By the end of September, the Army is likely to award the contract for the Common Infrared Countermeasures program (CIRCM), a crowded competitive field where ITT Defense [ITT] believes it has an important discriminator, officials said in an interview.

“We took what we deemed to be a system engineering approach and this company has a long history of solving difficult engineering problems not just building product,” said Robert Ferrante, ITT’s vice president for Airborne Electronic Attack. “We looked at this from the ground up and tried to fill all the holes with our design, invested over $30 million dollars of our own internal research and development funds and then had a number of compatriot programs from the Army and the Navy to help mature our system.”

The company is on the third generation of their countermeasure suite, which has considerably lowered the risk.

Using a systems engineering approach, ITT was not hampered by legacy systems or other hardware and was able to look out into industry for “best of breed” technology, he said. ITT developed its own specifications from the ground up and did a lot of subcontracting to get to a system “that we know, because we’ve tested it,” responds to the current request for proposals, and could bring other functions to the table.

“What we were trying to accomplish was to meet the specifications, deliver at an effective cost, or lower price, and have the flexibility from an engineering standpoint to add additional functions into the system,” Ferrante said.

Those additional functions are not necessarily part of the initial requirements but functions the company believes will be needed later on. The specific functions are based on company interviews with warfighters, Army and government personnel.

Ferrante said ITT’s approach is probably quite different from companies such as BAE Systems, Northrop Grumman [NOC] Raytheon [RTN] and Lockheed Martin [LMT], which are likely part of the competition. The Army has a threshold requirement of 1,000 for the helicopter self-protection jamming systems.

ITT Defense five years ago began looking at the operational environment and talking to all interested parties about what works and what doesn’t work in terms of infrared countermeasures, he said.

ITT Chief CIRCM engineer John Janice said the top down systems engineering perspective was that the company started with a clean sheet of paper, freeing it to search out the best available technology.

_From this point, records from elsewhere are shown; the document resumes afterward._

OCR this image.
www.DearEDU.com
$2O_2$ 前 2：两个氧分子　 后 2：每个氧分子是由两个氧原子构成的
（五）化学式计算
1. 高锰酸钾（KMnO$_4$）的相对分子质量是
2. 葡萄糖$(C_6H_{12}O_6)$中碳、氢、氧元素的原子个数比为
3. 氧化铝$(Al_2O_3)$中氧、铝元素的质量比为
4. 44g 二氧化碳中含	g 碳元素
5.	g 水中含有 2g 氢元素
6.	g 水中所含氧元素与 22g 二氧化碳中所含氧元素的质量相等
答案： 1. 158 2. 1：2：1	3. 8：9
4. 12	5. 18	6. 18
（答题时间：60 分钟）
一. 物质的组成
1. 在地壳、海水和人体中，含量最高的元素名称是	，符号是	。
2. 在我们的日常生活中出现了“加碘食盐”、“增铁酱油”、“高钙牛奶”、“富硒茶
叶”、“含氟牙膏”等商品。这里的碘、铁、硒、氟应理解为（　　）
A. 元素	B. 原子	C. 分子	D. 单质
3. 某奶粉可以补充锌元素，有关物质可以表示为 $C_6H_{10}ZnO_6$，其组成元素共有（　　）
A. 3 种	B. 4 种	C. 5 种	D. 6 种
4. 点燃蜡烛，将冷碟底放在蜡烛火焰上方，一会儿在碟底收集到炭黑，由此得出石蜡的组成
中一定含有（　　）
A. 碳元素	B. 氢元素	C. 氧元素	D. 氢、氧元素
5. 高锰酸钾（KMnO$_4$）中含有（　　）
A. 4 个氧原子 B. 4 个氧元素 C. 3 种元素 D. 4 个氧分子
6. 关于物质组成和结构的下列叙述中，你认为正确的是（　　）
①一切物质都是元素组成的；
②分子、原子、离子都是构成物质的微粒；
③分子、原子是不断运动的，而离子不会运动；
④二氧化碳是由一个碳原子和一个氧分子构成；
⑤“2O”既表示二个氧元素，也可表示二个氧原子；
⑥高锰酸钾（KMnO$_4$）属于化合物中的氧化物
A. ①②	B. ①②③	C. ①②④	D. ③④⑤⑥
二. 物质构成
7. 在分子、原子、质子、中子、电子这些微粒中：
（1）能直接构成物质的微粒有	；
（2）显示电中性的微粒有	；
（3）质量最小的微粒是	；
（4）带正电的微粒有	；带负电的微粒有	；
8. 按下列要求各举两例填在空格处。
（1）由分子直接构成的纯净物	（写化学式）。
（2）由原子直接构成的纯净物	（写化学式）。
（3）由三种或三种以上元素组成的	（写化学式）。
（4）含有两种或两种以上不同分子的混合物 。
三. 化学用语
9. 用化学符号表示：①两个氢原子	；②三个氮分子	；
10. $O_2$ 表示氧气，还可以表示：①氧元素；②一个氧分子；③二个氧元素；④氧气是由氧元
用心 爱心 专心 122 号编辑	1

“That allowed us to really embrace the new DoD edict for a modular open system approach and architecture,” Janice said. “By doing that we could leverage the latest technologies and also get the flexibility for the Army, as technologies advance down the road, to insert those technologies as they come available at a reduced cost and a greater [effectiveness].”

Examining the mission profile, ITT realized the basic component of the system is something that allows pointing a laser at a target with a high degree of accuracy. Thus, it looked for other capabilities with that requirement.

One potential capability ITT is already involved in: free space laser communication, Janice said. That involves taking a laser beam and modulating it with a data stream and sending it from one platform, either an aircraft or a ground-based platform to another. The advantage of that is it is a very covert means of communications because the laser beam is extremely narrow and only points at the target of interest. It can’t be intercepted by the enemy.

This means platforms can share extremely rich data and find more innovative solutions to service problems. For example, a platform carrying a situational awareness system that allows it to see the entire environment can send the data to other platforms. They gain the advantage of the system without having it on their platform.

Ferrante said ITT provides the tool whereby you can communicate from Point A to Point B and communicate data at a high rate.

“We’re almost changing the paradigm,” he said. “Instead of having the RF node, we now have a laser node…we’re changing the whole concept of how you would communicate.”

Janice said ITT programs account for the cyclical nature of the threat, countermeasure, threat.

“One of the advantages of our countermeasures design is that we can easily upgrade that system or add additional capabilities to meet the ever evolving and changing threat environment.”  

A unique aspect of the ITT design is that it consists of two systems, the pointer tracker and the laser.

“We’ve separated those two components and coupled them together via optical fiber,” Janice said. “This allows us to leverage the extensive work that’s been done over the last couple of decades in the telecom industry and give the capability of line replaceability in the laser.”

The system design allows the laser to be replaced with a different one without having to “remove, recalibrate or change” any of the other system hardware, he said.

“That’s something that previous systems and our competitors cannot do, and gives you the ability to stay current as the threat environment evolves,” Janice said.

Ferrante said the CIRCM system pointer tracker has a separate port for fiber optics, for say, adding another laser for communications, or for a counter for hostile fire detection and also, potentially, for rangefinding.

“We’re trying to maximize, once again using the system engineering approach, the systems to be multi-use when not doing its primary and critical mission of countering the IR missile threats,” Ferrante said.

“We’re actually going into the tech demo stage with what we believe to be the final solution to the problem, so I believe we’re a a little bit ahead of the game when it comes to maturity of the system,” he said.